The work has been choreographed by Sean MacDonald, a senior seasoned Māori dancer and choreographer who has been dancing professionally since the 90s and was a founding member of Black Grace Dance Company. Sean developed a short work in 2018 for NZDC titled Kaleidoscope that was magical, moving, and unmistakably of Aotearoa. Sensing the opportunity to develop the work further to engage meaningfully with local artists and audiences, Kaleidoscope has had a new life with Matariki for Tamariki – a 60-minute piece to be presented for all to experience in a high quality, whole whānau programme.
Speaking about the work, Sean says: “It has been a really wonderful process creating a work that is geared for our tamariki during this Matariki season. The performing arts inspire something in each individual, especially our very honest young people, who need to be exposed from an early age to watching and participating in its magic. You never know who you might touch and provide the "lightbulb" moment for through your mahi."
Performing this innovative new work are some of NZDC’s most elite artists – Chrissy Kokiri (Te Arawa), Carl Tolentino, and Katie Rudd who have been full-time with the Company since 2016, joined by Eddie Elliott (Ngāti Maniapoto) who last danced with NZDC for the international tour of Lumina in 2018, newcomer Ngaere Jenkins (Ngāti Kahungunu, Ngāti Tuwharetoa) who is a recent graduate of the New Zealand School of Dance, and Taniora Motutere (Te Rarawa, Ngā Puhi, Ngāti Whātua, Ngāti Porou, Ngāti Tuwharetoa) who makes his NZDC return in this energetic new work.
Travelling through the season as the Matariki constellation that signals the Māori New Year dawns and sets, an essential part of the work explores into the relationship between voyages, nature and the cosmos. To create Aotearoa’s landscape that the dancers traverse, evocative costume and set design by Rona Ngahuia Osborne and spectacular sound design by Alistair Deverick (Boycrush) combine to form lush ngahere (forests), mighty maunga (mountains), and majestic moana (oceans), along with seasonal changes of flora and fauna.
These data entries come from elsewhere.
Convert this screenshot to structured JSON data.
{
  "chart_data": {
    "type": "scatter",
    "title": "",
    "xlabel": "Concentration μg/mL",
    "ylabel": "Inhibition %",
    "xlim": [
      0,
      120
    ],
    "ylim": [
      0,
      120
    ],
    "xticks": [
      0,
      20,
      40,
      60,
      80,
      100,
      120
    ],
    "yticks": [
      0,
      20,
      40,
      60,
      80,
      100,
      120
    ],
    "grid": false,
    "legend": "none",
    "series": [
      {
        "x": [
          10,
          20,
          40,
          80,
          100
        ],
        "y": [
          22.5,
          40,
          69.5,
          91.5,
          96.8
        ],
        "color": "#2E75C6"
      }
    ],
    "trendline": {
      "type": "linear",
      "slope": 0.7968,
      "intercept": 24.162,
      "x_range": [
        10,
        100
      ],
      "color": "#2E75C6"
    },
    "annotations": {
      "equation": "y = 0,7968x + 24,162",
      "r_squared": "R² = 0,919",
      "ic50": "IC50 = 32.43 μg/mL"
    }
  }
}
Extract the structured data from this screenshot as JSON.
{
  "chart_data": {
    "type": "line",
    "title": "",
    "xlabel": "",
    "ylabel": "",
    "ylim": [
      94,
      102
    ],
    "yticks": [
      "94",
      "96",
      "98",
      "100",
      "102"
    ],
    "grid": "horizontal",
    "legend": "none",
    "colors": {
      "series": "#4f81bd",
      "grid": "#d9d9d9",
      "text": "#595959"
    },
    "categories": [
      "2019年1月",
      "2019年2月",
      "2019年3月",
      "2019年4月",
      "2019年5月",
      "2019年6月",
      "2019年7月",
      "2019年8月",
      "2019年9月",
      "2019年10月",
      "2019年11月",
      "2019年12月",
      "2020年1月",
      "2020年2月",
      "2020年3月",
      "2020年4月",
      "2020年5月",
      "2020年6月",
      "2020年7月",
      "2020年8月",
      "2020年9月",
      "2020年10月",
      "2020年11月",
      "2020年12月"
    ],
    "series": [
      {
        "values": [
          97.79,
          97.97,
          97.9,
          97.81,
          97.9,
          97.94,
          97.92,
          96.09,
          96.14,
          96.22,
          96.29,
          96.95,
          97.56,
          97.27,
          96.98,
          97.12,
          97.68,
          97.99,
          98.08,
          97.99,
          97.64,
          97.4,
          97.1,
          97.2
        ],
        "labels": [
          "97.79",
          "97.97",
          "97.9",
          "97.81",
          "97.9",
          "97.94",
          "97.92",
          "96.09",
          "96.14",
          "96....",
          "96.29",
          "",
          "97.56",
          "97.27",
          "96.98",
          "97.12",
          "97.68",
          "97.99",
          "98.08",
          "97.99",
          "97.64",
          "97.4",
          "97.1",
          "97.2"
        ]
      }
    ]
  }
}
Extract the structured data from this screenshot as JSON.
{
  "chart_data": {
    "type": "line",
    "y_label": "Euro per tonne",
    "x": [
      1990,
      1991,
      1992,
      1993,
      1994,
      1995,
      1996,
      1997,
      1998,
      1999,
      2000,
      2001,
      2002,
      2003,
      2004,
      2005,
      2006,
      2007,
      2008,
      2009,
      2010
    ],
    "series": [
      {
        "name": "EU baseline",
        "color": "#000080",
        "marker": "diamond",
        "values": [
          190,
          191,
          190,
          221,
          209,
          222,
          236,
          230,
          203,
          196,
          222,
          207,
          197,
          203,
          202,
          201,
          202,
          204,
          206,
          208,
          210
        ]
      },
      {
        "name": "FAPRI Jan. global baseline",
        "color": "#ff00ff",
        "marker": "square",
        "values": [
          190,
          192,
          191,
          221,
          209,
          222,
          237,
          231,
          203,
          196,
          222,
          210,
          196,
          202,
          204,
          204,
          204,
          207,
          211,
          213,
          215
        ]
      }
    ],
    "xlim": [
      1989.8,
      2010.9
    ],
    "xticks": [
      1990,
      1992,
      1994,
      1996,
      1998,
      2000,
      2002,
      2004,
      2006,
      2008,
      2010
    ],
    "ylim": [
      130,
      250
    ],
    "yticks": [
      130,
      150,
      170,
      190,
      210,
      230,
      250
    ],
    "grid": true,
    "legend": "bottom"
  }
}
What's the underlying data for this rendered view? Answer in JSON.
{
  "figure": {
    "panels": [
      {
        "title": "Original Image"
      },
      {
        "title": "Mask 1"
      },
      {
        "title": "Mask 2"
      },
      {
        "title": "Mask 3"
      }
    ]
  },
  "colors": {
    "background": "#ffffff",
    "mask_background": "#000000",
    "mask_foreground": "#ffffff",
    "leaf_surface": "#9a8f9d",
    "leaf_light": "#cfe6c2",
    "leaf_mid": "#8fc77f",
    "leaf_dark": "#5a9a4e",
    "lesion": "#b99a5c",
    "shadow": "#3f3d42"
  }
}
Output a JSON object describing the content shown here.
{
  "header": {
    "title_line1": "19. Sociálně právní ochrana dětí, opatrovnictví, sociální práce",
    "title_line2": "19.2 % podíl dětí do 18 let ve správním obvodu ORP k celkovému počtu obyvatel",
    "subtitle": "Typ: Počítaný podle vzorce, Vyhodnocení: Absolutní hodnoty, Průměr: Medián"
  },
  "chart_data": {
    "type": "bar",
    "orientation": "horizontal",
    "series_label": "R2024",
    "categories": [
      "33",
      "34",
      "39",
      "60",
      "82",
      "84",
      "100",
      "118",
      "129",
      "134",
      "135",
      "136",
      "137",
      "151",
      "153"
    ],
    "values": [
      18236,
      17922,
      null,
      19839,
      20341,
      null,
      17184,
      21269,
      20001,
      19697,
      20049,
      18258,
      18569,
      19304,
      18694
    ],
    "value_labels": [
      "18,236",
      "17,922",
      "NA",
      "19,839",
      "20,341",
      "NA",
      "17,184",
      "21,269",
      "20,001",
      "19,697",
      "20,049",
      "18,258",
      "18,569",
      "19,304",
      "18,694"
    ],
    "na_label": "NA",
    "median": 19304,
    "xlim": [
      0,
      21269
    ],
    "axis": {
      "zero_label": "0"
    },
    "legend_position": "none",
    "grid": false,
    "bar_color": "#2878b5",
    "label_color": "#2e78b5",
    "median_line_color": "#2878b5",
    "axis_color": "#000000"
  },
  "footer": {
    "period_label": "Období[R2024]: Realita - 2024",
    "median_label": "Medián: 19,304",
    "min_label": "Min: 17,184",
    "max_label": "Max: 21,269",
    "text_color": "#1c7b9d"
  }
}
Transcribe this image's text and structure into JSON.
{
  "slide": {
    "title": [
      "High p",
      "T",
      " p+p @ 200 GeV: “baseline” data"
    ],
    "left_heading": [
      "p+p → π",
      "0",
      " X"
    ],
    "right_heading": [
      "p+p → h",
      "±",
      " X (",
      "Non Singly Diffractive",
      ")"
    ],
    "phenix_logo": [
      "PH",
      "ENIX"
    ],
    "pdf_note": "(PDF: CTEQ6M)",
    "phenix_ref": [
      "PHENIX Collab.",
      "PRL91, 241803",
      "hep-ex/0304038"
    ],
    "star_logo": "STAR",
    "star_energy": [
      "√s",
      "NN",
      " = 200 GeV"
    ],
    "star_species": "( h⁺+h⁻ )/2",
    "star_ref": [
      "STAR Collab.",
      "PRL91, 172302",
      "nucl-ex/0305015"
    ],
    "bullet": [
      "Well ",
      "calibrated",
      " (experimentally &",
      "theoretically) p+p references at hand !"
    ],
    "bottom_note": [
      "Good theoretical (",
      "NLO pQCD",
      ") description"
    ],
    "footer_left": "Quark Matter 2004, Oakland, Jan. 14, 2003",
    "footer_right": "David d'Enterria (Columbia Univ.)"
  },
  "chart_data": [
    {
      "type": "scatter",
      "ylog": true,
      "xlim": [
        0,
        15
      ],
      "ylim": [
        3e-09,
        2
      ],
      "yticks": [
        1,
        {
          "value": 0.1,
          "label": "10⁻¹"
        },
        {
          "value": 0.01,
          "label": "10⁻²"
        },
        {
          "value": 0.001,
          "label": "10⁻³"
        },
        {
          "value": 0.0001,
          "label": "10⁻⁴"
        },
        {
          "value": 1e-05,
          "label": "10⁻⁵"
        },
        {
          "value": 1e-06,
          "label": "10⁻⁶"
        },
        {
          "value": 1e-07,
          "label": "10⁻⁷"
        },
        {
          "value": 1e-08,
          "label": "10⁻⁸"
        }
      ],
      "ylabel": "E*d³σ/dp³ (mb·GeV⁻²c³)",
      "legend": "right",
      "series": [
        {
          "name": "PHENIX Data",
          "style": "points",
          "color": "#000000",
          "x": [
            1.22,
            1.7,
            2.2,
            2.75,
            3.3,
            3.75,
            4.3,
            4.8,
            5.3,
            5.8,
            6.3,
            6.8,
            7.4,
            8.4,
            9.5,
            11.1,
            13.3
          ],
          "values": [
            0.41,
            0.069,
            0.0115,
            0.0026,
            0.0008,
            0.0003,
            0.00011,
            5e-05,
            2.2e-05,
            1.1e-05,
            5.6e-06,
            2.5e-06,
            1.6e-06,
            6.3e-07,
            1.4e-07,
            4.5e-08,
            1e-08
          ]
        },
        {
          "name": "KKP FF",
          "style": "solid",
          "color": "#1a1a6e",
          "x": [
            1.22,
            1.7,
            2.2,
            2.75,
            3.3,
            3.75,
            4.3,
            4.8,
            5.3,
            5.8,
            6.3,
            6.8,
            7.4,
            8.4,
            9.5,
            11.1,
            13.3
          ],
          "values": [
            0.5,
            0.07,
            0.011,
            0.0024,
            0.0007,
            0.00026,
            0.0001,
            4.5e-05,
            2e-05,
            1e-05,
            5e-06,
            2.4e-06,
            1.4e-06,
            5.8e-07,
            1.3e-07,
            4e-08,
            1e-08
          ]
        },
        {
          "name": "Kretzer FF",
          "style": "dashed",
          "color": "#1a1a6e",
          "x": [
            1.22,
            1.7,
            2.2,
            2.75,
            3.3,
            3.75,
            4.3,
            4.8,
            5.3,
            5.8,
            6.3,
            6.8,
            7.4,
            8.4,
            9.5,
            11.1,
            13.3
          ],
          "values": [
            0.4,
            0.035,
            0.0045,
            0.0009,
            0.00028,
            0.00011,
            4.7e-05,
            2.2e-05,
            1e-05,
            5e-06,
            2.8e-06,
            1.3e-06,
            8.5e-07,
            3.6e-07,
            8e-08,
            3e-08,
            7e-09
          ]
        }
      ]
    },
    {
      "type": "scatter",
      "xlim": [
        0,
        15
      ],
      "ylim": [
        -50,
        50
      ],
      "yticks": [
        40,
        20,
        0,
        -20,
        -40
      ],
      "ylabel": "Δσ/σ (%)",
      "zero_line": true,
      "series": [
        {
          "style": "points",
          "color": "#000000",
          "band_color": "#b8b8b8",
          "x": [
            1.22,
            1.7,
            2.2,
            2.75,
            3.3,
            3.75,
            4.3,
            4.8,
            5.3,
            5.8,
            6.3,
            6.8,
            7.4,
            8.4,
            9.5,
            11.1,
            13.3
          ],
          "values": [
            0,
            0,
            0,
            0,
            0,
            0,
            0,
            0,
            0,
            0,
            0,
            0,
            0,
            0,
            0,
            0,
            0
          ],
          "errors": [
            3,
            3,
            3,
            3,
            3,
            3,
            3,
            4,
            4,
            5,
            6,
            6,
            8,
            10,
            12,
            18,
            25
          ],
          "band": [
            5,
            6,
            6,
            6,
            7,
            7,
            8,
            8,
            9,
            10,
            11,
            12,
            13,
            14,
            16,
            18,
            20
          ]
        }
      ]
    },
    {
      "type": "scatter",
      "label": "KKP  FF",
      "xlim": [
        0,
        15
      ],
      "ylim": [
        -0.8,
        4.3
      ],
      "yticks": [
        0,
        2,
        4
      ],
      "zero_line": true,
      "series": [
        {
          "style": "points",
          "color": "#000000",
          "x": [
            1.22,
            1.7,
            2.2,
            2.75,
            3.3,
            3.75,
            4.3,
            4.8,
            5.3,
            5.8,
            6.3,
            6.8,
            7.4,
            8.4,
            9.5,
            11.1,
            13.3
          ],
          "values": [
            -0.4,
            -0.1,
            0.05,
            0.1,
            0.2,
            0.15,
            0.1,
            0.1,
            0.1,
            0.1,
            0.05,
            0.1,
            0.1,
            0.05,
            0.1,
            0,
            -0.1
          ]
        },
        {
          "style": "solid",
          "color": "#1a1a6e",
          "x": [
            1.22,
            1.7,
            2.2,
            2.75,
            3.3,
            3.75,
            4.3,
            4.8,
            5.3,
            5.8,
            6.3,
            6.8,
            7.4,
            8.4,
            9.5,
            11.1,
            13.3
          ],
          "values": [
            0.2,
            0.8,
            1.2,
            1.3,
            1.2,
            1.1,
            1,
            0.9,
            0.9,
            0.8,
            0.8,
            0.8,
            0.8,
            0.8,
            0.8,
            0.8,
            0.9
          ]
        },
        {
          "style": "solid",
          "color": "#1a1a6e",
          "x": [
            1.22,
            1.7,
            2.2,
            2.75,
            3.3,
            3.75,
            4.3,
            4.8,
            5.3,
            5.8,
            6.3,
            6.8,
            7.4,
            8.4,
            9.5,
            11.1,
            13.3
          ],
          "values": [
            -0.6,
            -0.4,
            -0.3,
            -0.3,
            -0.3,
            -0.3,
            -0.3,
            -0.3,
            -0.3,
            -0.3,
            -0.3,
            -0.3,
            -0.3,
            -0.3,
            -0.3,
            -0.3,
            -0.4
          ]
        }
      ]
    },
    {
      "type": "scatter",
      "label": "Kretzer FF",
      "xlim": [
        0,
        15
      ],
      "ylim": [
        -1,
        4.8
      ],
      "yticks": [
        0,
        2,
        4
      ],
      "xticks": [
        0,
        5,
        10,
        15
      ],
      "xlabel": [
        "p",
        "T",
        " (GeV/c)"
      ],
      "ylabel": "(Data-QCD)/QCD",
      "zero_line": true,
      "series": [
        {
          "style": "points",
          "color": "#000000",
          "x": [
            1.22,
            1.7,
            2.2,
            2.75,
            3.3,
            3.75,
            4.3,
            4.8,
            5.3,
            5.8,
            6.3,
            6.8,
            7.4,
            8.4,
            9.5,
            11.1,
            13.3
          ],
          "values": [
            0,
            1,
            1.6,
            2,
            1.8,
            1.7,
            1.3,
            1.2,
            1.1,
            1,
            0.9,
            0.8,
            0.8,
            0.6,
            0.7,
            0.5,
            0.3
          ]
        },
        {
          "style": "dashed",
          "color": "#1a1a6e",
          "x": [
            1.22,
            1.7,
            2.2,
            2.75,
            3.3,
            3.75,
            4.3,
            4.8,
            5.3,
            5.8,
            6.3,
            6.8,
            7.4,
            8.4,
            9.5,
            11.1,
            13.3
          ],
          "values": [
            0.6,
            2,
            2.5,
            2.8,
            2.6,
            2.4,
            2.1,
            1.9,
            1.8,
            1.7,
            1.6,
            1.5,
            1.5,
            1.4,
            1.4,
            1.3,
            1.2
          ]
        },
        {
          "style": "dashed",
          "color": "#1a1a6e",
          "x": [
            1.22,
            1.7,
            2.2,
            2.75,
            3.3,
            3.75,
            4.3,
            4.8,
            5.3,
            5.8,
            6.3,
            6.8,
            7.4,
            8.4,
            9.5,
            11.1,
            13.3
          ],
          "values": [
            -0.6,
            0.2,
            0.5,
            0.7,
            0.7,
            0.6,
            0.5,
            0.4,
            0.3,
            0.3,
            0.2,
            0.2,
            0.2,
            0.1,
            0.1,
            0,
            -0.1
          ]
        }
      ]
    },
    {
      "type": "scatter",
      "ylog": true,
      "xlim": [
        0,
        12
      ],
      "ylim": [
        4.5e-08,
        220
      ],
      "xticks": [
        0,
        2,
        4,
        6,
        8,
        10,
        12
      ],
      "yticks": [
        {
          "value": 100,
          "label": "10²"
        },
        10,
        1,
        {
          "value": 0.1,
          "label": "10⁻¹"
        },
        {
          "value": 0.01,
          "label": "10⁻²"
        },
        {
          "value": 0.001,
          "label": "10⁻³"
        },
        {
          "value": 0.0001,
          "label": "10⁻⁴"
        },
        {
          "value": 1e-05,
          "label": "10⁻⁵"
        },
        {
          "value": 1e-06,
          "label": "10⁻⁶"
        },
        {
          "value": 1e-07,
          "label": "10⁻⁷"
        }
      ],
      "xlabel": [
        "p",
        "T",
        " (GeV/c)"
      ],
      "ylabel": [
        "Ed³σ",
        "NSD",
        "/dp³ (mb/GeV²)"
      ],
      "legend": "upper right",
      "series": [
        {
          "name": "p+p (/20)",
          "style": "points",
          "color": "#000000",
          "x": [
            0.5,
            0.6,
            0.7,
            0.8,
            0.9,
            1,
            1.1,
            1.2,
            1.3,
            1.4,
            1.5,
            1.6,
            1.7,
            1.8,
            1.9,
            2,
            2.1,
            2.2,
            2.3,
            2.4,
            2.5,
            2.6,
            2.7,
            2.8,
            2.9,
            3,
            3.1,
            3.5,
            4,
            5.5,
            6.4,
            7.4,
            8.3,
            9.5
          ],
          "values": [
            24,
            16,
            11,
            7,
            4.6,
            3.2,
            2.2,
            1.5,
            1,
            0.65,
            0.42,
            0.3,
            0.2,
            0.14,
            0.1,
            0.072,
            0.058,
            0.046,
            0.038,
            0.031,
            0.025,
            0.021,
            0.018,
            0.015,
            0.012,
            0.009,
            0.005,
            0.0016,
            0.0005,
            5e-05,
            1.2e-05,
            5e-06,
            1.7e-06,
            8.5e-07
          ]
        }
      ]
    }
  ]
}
An exciting element of these performances are the two affiliated Youth Winter Schools – one at each venue – for aspiring dancers ages 12 years and older. Students “live a week in the life” of NZDC’s professional dancers, participating in daily contemporary technique and creative choreography sessions, culminating in a rare opportunity to perform alongside NZDC Company members in Matariki for Tamariki. Applications are still open for the two separate Youth Winter Schools, to be held at the Bruce Mason Centre July 8-13 and Māngere Arts Centre July 15-20, with limited “pay what you can” options are available for young people. in need through funding from Youthtown and Chisholm. Shona McCullagh, NZDC’s Artistic Director & Chief Executive is delighted to be staging this work for Auckland’s families, fully aware of the profound impact this can have on the next generation, saying: “Dance has the power to transform lives through developing discipline, responsibility, reliability, tenacity, self-expression, confidence, sense of identity and connectedness to ourselves and the world around us.”
Proudly a part of Auckland’s Matariki Festival and Auckland Live Kids 2019, Matariki for Tamariki has two runs this winter. NZDC returns to the North Shore’s Bruce Mason Centre as part of the Auckland Live Kids 2019 Programme for three performances, one being “relaxed” for individuals with specific sensory needs, July 12 & 13 and perform their debut season with three performances at the Māngere Arts Centre on July 19 & 20.